At the plant, the slurry is moved through a series of washing stations that physically separate clay, sand and pebble-sized particles. The separated phosphate pebbles are moved through de-watering tanks and onto an inventory pile via conveyor belt. The clay particles are then pumped through pipelines into storage ponds (clay settling areas) where the clay sinks to the bottom. These ponds function as reservoirs and help Mosaic recycle or reuse approximately 95% of all the water used in phosphate mining and beneficiation, and also support a variety of wildlife.
 
The smallest particles of sand and phosphate are further separated at a flotation plant.  The sand is returned by pipeline to the mine area for use in land reclamation, while the phosphate concentrate is sent to de-watering tanks and then to the inventory pile. The phosphate minerals are then transported by rail to a separate manufacturing plant and transformed into finished fertilizer products.
 
click on graphic for more 
Isn’t phosphate mining and fertilizer manufacturing the same thing?

No. They are actually very different. Phosphate mining involves extraction of the mineral from the earth. Manufacturing involves turning phosphate minerals into a water-soluble form of fertilizer that plants can use for nourishment. Find out more About Phosphate.                          

Why do we need commercial fertilizers?

Top universities tell us that 2 billion people would starve without commercial fertilizers. Simply put, these fertilizers are not a luxury but an absolute necessity. Plants need large amounts of three nutrients - nitrogen, phosphorus and potassium. Fertilizers replace these essential nutrients as crops use them. Farming technology and fertilizer play a key role in maximizing crop yields. By maintaining high crop yields on the farm land we have, we can preserve other land for parks, recreation areas and wildlife habitats.

With 6.5 billion people worldwide and estimates that it will grow to 8.5 billion by 2040, farming technology and fertilizer are absolutely necessary in order to maintain our abundant food supply. While people in other countries spend between 15% and 50% of their income for food, U.S. citizens spend only about 10%. Much of this abundance can be directly traced to efficient use of commercial fertilizers. Florida supplies 70% of America's phosphate rock supply.         

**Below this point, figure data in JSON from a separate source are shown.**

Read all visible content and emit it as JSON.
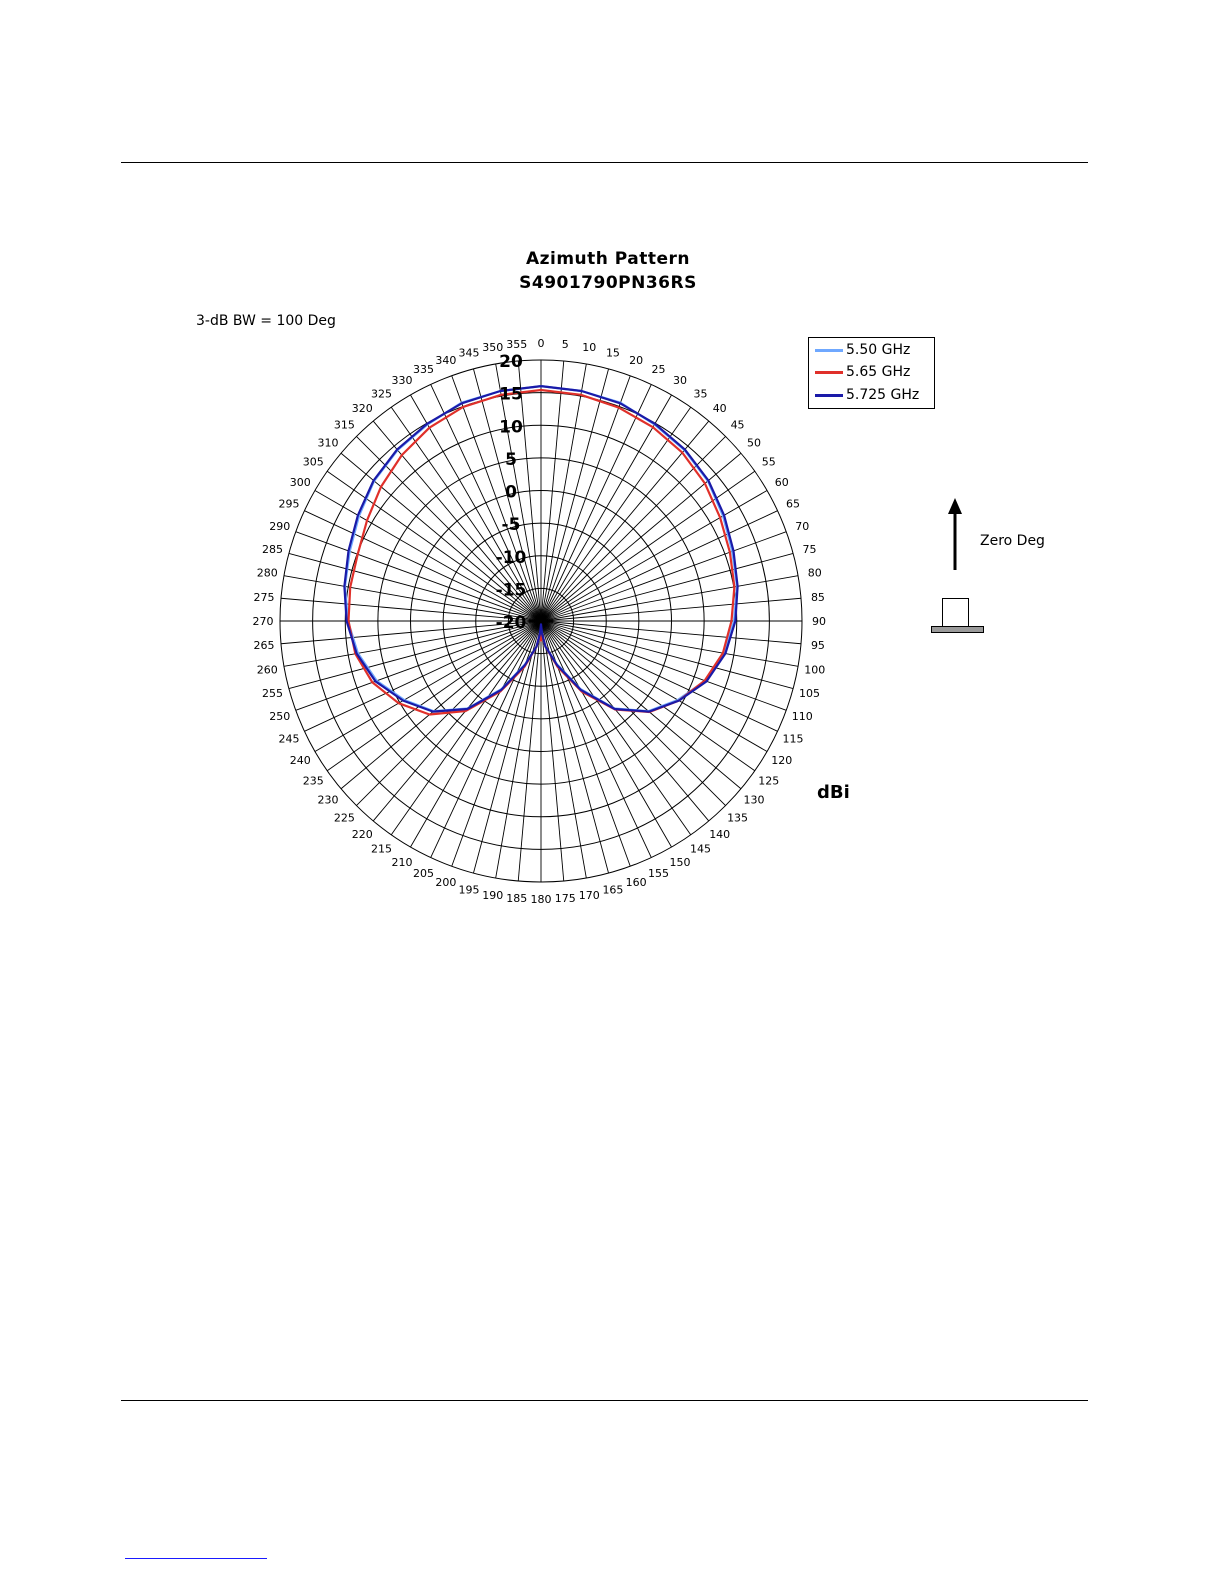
{
  "chart_data": {
    "type": "polar-line",
    "title": "Azimuth Pattern",
    "subtitle": "S4901790PN36RS",
    "note": "3-dB BW = 100 Deg",
    "unit": "dBi",
    "radial_range": [
      -20,
      20
    ],
    "radial_ticks": [
      "20",
      "15",
      "10",
      "5",
      "0",
      "-5",
      "-10",
      "-15",
      "-20"
    ],
    "angle_ticks": [
      "0",
      "5",
      "10",
      "15",
      "20",
      "25",
      "30",
      "35",
      "40",
      "45",
      "50",
      "55",
      "60",
      "65",
      "70",
      "75",
      "80",
      "85",
      "90",
      "95",
      "100",
      "105",
      "110",
      "115",
      "120",
      "125",
      "130",
      "135",
      "140",
      "145",
      "150",
      "155",
      "160",
      "165",
      "170",
      "175",
      "180",
      "185",
      "190",
      "195",
      "200",
      "205",
      "210",
      "215",
      "220",
      "225",
      "230",
      "235",
      "240",
      "245",
      "250",
      "255",
      "260",
      "265",
      "270",
      "275",
      "280",
      "285",
      "290",
      "295",
      "300",
      "305",
      "310",
      "315",
      "320",
      "325",
      "330",
      "335",
      "340",
      "345",
      "350",
      "355"
    ],
    "legend_position": "top-right",
    "series": [
      {
        "name": "5.50 GHz",
        "color": "#6fa8ff",
        "angles": [
          0,
          10,
          20,
          30,
          40,
          50,
          60,
          70,
          80,
          90,
          100,
          110,
          120,
          130,
          140,
          150,
          160,
          170,
          175,
          180,
          185,
          190,
          200,
          210,
          220,
          230,
          240,
          250,
          260,
          270,
          280,
          290,
          300,
          310,
          320,
          330,
          340,
          350
        ],
        "values": [
          16,
          15.8,
          15.6,
          14.8,
          14.2,
          13.4,
          12.2,
          11.2,
          10.5,
          9.6,
          8.5,
          6.8,
          4.2,
          1.5,
          -2.5,
          -8,
          -13,
          -16,
          -18,
          -19,
          -18,
          -16,
          -13,
          -8,
          -2.5,
          1.5,
          4.2,
          6.8,
          8.5,
          9.6,
          10.5,
          11.2,
          12.2,
          13.4,
          14.2,
          14.8,
          15.6,
          15.8
        ]
      },
      {
        "name": "5.65 GHz",
        "color": "#e0302a",
        "angles": [
          0,
          10,
          20,
          30,
          40,
          50,
          60,
          70,
          80,
          90,
          100,
          110,
          120,
          130,
          140,
          150,
          160,
          170,
          175,
          180,
          185,
          190,
          200,
          210,
          220,
          230,
          240,
          250,
          260,
          270,
          280,
          290,
          300,
          310,
          320,
          330,
          340,
          350
        ],
        "values": [
          15.4,
          15.2,
          14.8,
          14.3,
          13.7,
          12.8,
          11.7,
          10.8,
          10.1,
          9.2,
          8.3,
          6.7,
          4.4,
          1.7,
          -2.3,
          -7.5,
          -12.5,
          -16,
          -18,
          -17,
          -18,
          -16,
          -12.5,
          -7.5,
          -2,
          2.3,
          5.2,
          7.5,
          8.9,
          9.5,
          9.7,
          9.9,
          10.8,
          12.0,
          13.2,
          14.2,
          14.9,
          15.2
        ]
      },
      {
        "name": "5.725 GHz",
        "color": "#1a1aa8",
        "angles": [
          0,
          10,
          20,
          30,
          40,
          50,
          60,
          70,
          80,
          90,
          100,
          110,
          120,
          130,
          140,
          150,
          160,
          170,
          175,
          180,
          185,
          190,
          200,
          210,
          220,
          230,
          240,
          250,
          260,
          270,
          280,
          290,
          300,
          310,
          320,
          330,
          340,
          350
        ],
        "values": [
          16,
          15.8,
          15.5,
          14.9,
          14.3,
          13.5,
          12.4,
          11.4,
          10.6,
          9.8,
          8.7,
          7.0,
          4.4,
          1.6,
          -2.4,
          -7.8,
          -12.8,
          -16,
          -18,
          -19.5,
          -18,
          -16,
          -12.8,
          -7.8,
          -2.4,
          1.6,
          4.4,
          7.0,
          8.7,
          9.8,
          10.6,
          11.4,
          12.4,
          13.5,
          14.3,
          14.9,
          15.5,
          15.8
        ]
      }
    ]
  },
  "annotations": {
    "zero_deg_label": "Zero Deg"
  }
}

How does phosphate rock become fertilizer?
In order to be used as crop nutrients or animal feed, phosphate rock must be converted to a water-soluble form. This process begins when the rock is finely ground to uniform size. Sulfuric acid is then added to form phosphoric acid, which is concentrated through evaporation, reacted with ammonia and granulated to produce two important phosphate/nitrogen crop nutrients - diammonium phosphate (DAP) and monoammonium phosphate (MAP).  These products are later blended to form the nutrients commonly found on bags of lawn fertilizer (e.g., 10-10-10), representing levels of nitrogen, water-soluble phosphorous and potassium.

Phosphoric acid is also used to manufacture monocalcium and dicalcium phosphate products, which are sold to the animal feed ingredient industry for use in swine, poultry and cattle feed. Click here to learn more about Mosaic's products.
 

There's more to the manufacturing story than just fertilizer and animal feed.  Mosaic is one of the largest renewable energy producers in Florida, generating enough "clean and green" energy to power 100,000 homes. Click here  to learn more about cogeneration and Mosaic's green practices. 

Can’t we use organic fertilizer or sludge instead of mining for phosphate?

While manure plays a vital role in today's agriculture, organic fertilizer is not enough. All the recoverable manure produced in this country provides only about 30% of the phosphorus needed to replace the phosphorus removed by crops. If all the sewage sludge produced in the United States were also used in agriculture, it would provide about 5% of the phosphorus needed. This is not nearly enough to maintain the fertility of the soils our farmers depend on everyday for their living, and that you and I depend on everyday for our food supply.